Hanoi (VNA) - After a strong surge in sales in September when the Vietnamese automobile market saw a 45% increase, an increase was still recorded in October, though at a more modest rate.
This continued expansion was largely attributed to the Government's decision to cut registration fees by 50% for domestically manufactured and assembled vehicles, a policy set to last from September to November 2024. This initiative has significantly boosted consumer purchasing power.
According to the Vietnam Automobile Manufacturers Association (VAMA), sales of vehicles by VAMA members reached 38,761 units in October 2024, marking a 6% increase from the previous month and a 53% rise compared to October 2023.
While the growth in October was more subdued compared to the explosive rise in September, it reflects the sustained attractiveness of Vietnam's market, particularly when compared to the same period last year. Of the total sales in October, 30,245 units were passenger cars, a 4% increase from September. Passenger vehicles remain the dominant segment, popular for their flexibility and suitability for personal use.
Commercial vehicle sales saw a notable 13% increase compared to the previous month, with 8,290 units sold. This segment is primarily driven by the demand for goods transport and passenger services, and expanding as the economy recovers. On the contrary, sales of specialty vehicles fell by 8%, with only 226 units sold.
One key trend in the October 2024 market was the difference in sales between domestically assembled vehicles and imported ones. VAMA's report indicated that sales of locally assembled vehicles reached 21,113 units, an 8% increase from the previous month, while imports totalled 17,648 units, a 3% rise. This suggests that Vietnamese consumers are continuing to favour locally produced cars, attracted by lower prices and government incentives, particularly the registration fee reduction for domestic vehicles.

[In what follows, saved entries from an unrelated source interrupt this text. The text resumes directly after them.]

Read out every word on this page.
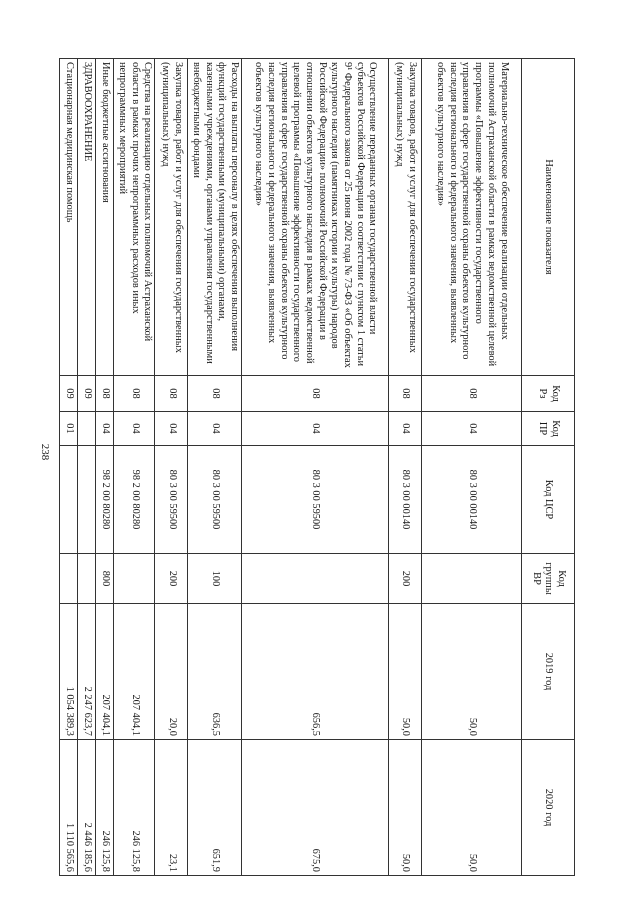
238
Наименование показателя	Код Рз	Код ПР	Код ЦСР	Код группы ВР	2019 год	2020 год
Материально-техническое обеспечение реализации отдельных полномочий Астраханской области в рамках ведомственной целевой программы «Повышение эффективности государственного управления в сфере государственной охраны объектов культурного наследия регионального и федерального значения, выявленных объектов культурного наследия»	08	04	80 3 00 00140		50,0	50,0
Закупка товаров, работ и услуг для обеспечения государственных (муниципальных) нужд	08	04	80 3 00 00140	200	50,0	50,0
Осуществление переданных органам государственной власти субъектов Российской Федерации в соответствии с пунктом 1 статьи 9¹ Федерального закона от 25 июня 2002 года № 73-ФЗ «Об объектах культурного наследия (памятниках истории и культуры) народов Российской Федерации» полномочий Российской Федерации в отношении объектов культурного наследия в рамках ведомственной целевой программы «Повышение эффективности государственного управления в сфере государственной охраны объектов культурного наследия регионального и федерального значения, выявленных объектов культурного наследия»	08	04	80 3 00 59500		656,5	675,0
Расходы на выплаты персоналу в целях обеспечения выполнения функций государственными (муниципальными) органами, казенными учреждениями, органами управления государственными внебюджетными фондами	08	04	80 3 00 59500	100	636,5	651,9
Закупка товаров, работ и услуг для обеспечения государственных (муниципальных) нужд	08	04	80 3 00 59500	200	20,0	23,1
Средства на реализацию отдельных полномочий Астраханской области в рамках прочих непрограммных расходов иных непрограммных мероприятий	08	04	98 2 00 80280		207 404,1	246 125,8
Иные бюджетные ассигнования	08	04	98 2 00 80280	800	207 404,1	246 125,8
ЗДРАВООХРАНЕНИЕ	09				2 247 623,7	2 446 185,6
Стационарная медицинская помощь	09	01			1 054 389,3	1 110 565,6
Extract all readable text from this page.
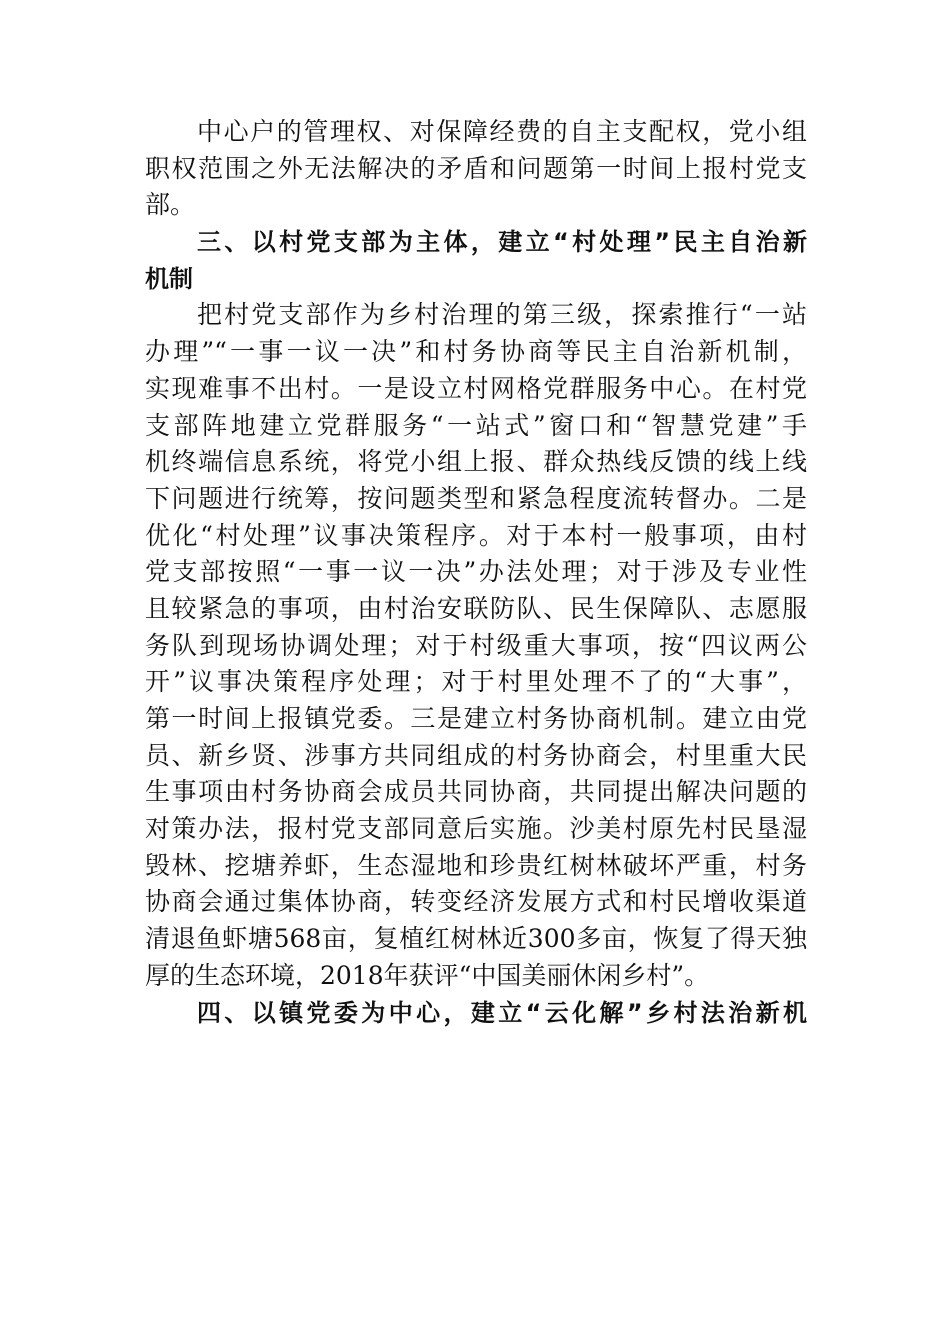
中心户的管理权、对保障经费的自主支配权，党小组
职权范围之外无法解决的矛盾和问题第一时间上报村党支
部。
三、以村党支部为主体，建立“村处理”民主自治新
机制
把村党支部作为乡村治理的第三级，探索推行“一站
办理”“一事一议一决”和村务协商等民主自治新机制，
实现难事不出村。一是设立村网格党群服务中心。在村党
支部阵地建立党群服务“一站式”窗口和“智慧党建”手
机终端信息系统，将党小组上报、群众热线反馈的线上线
下问题进行统筹，按问题类型和紧急程度流转督办。二是
优化“村处理”议事决策程序。对于本村一般事项，由村
党支部按照“一事一议一决”办法处理；对于涉及专业性
且较紧急的事项，由村治安联防队、民生保障队、志愿服
务队到现场协调处理；对于村级重大事项，按“四议两公
开”议事决策程序处理；对于村里处理不了的“大事”，
第一时间上报镇党委。三是建立村务协商机制。建立由党
员、新乡贤、涉事方共同组成的村务协商会，村里重大民
生事项由村务协商会成员共同协商，共同提出解决问题的
对策办法，报村党支部同意后实施。沙美村原先村民垦湿
毁林、挖塘养虾，生态湿地和珍贵红树林破坏严重，村务
协商会通过集体协商，转变经济发展方式和村民增收渠道
清退鱼虾塘568亩，复植红树林近300多亩，恢复了得天独
厚的生态环境，2018年获评“中国美丽休闲乡村”。
四、以镇党委为中心，建立“云化解”乡村法治新机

In terms of individual brands, Toyota remained the market leader, selling 8,736 units in October. Other manufacturers, including Ford (5,522 units), Mitsubishi (4,410 units), Kia (4,271 units), Mazda (3,933 units), and Honda (3,606 units), also performed strongly, reflecting intense competition in the market. Each brand is striving to maintain and expand its market share by improving models, enhancing services, and offering attractive promotions.
In addition to VAMA members, other players such as Audi, Jaguar Land Rover, Mercedes-Benz, Nissan, Subaru, Volkswagen, and Volvo were also present in the market, though they did not disclose their sales.
VinFast, the Vietnamese electric vehicle manufacturer, reported a significant milestone in October, delivering over 11,000 electric cars. This brought the total number of vehicles sold in 2024 to more than 51,000, making it the best-selling car brand in Vietnam for the first 10 months of the year.
With the combined sales of VAMA, TC Group, and VinFast, the total number of cars sold in Vietnam in October 2024 reached 57,400 units. For the first 10 months of 2024, the total sales across these groups amounted to 363,890 units, signalling positive growth despite ongoing challenges.
Experts agree that October marked a small but significant step forward for the Vietnamese car market, driven by the reduction in registration fees and various promotional efforts by companies. While the growth rate was slower than in September, the continued stability is seen as a positive sign for the industry.
Overall, the Vietnamese automobile market remains highly attractive, and with strong competition and flexible strategies from car manufacturers, the market is expected to experience more exciting developments in the coming months./.